The authors conducted a single-center, retrospective cohort study at the Medical University of Vienna, Austria, and included 672 patients with histologically confirmed cancer, who were treated with one or more doses of an Immune Checkpoint Inhibitor (Nivolumab, Pembrolizumab, Ipilimumab, Atezolizumab, or Avelumab), between 2015 and 2018. Patients received a median of 7 cycles of therapy. About a third of patients (30.4%) had Malignant Melanoma, whereas 24% had Non Small Cell Lung Cancer, 11% had Renal Cell Carcinoma, 10.4% had Head and Neck Squamous Cell Carcinoma and 5% had Urothelial cancer. Majority of patients (86%) had advanced disease at the time of ICI initiation. The median patient age was 64 years, 39% were female and most patients had an ECOG Performance Status of 0 or 1. Approximately 13% of patients had a history of VTE prior to the initiation of ICI therapy. Approximately 9% of patients had a history of ATE, and was associated with the current cancer diagnosis in 2.2% of the total cohort. At the time of ICI therapy initiation, 16.5% received continuous anticoagulation and 20% received antiplatelet therapy. The Primary outcomes of the study were cumulative incidence rates of VTE and ATE. Secondary outcomes included the association of VTE/ATE with Overall Survival (OS), Progression Free Survival (PFS), and radiological Disease Control Rate (DCR). The median follow up was 8.5 months.
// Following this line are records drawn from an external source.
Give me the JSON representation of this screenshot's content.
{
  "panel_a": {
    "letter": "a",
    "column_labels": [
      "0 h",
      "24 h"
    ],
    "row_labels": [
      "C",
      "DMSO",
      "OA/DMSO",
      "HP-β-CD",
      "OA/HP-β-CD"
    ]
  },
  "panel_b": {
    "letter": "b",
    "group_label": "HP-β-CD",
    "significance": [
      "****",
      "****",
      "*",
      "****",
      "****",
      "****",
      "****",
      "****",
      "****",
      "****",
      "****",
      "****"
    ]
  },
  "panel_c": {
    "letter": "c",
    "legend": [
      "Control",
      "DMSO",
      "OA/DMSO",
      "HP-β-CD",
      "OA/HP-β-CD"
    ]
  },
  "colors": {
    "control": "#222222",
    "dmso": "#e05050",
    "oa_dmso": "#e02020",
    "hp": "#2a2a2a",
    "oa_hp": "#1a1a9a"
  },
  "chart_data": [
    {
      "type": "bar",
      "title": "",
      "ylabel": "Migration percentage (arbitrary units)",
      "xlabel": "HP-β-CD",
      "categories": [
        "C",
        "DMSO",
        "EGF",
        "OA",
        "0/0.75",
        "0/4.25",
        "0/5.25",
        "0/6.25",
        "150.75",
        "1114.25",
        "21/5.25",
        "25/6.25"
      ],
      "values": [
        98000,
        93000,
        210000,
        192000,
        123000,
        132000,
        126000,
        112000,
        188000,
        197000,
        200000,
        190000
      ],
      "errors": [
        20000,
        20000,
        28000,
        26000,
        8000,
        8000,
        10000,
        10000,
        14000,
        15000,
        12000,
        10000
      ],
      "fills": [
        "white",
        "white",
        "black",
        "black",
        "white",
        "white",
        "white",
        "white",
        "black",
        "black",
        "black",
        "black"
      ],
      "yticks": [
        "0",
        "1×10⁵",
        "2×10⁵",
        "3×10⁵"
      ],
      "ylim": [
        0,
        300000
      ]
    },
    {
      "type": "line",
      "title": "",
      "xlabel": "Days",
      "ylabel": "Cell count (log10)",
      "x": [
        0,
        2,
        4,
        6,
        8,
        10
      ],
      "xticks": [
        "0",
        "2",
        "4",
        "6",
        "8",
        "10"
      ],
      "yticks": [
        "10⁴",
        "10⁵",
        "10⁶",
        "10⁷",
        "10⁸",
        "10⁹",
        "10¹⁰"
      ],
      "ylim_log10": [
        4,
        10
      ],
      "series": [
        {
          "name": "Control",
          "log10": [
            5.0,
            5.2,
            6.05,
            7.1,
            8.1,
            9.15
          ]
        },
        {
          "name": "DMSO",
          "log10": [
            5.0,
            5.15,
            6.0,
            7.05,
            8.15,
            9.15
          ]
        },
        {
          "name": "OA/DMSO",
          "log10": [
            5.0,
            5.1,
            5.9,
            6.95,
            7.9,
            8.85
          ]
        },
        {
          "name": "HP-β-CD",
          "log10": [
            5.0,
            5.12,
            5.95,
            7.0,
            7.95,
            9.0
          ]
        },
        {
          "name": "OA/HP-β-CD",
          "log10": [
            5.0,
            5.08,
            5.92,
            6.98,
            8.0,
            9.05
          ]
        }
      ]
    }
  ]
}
It was noted that the cumulative incidences of VTE and ATE during ICI therapy were 12.9% and 1.8% respectively. The occurrence of VTE was associated with increased mortality with shorter OS. The median OS after the occurrence of VTE was 11.6 months compared with 25.5 months in those without VTE (P<0.001). The researchers noted that the number of fatal Pulmonary Embolisms were not high (N=2) in this study, suggesting that the impact of VTE goes beyond direct VTE-related mortality. The diagnosis of VTE was further associated with shorter PFS. Median PFS after VTE was 1.7 months compared with 6.7 months in those without VTE (P<0.001). The occurrence of ATE was not associated with risk of mortality or early progression of disease. However, this could have been due to relatively low number of ATE events and potential lack of statistical power. Therefore, definite conclusions cannot be drawn. Prior history of VTE predicted VTE occurrence. Distant metastasis was associated with VTE risk, although this was not statistically significant. The researchers did not find association of VTE with ECOG Performance Status or Khorana score, and the rates of VTE were comparable between tumor types and different immune Checkpoint Inhibitors. No association with VTE risk was observed for patients undergoing continuous anticoagulation or anti-platelet therapy at baseline.
It was concluded that despite the limitations of this study, patients with cancer undergoing treatment with Immune Checkpoint inhibitors are at a high risk of developing thromboembolic complications, especially VTE, and VTE occurrence was associated with increased mortality. The authors added that further studies are needed to better understand the risk of VTE and ATE associated with ICIs, and thus improve patient care by preventing thromboembolic complications.
Incidence, risk factors, and outcomes of venous and arterial thromboembolism in immune checkpoint inhibitor therapy. Moik F, Chan WE, Wiedemann S, et al. Blood.2021;137:1669-1678.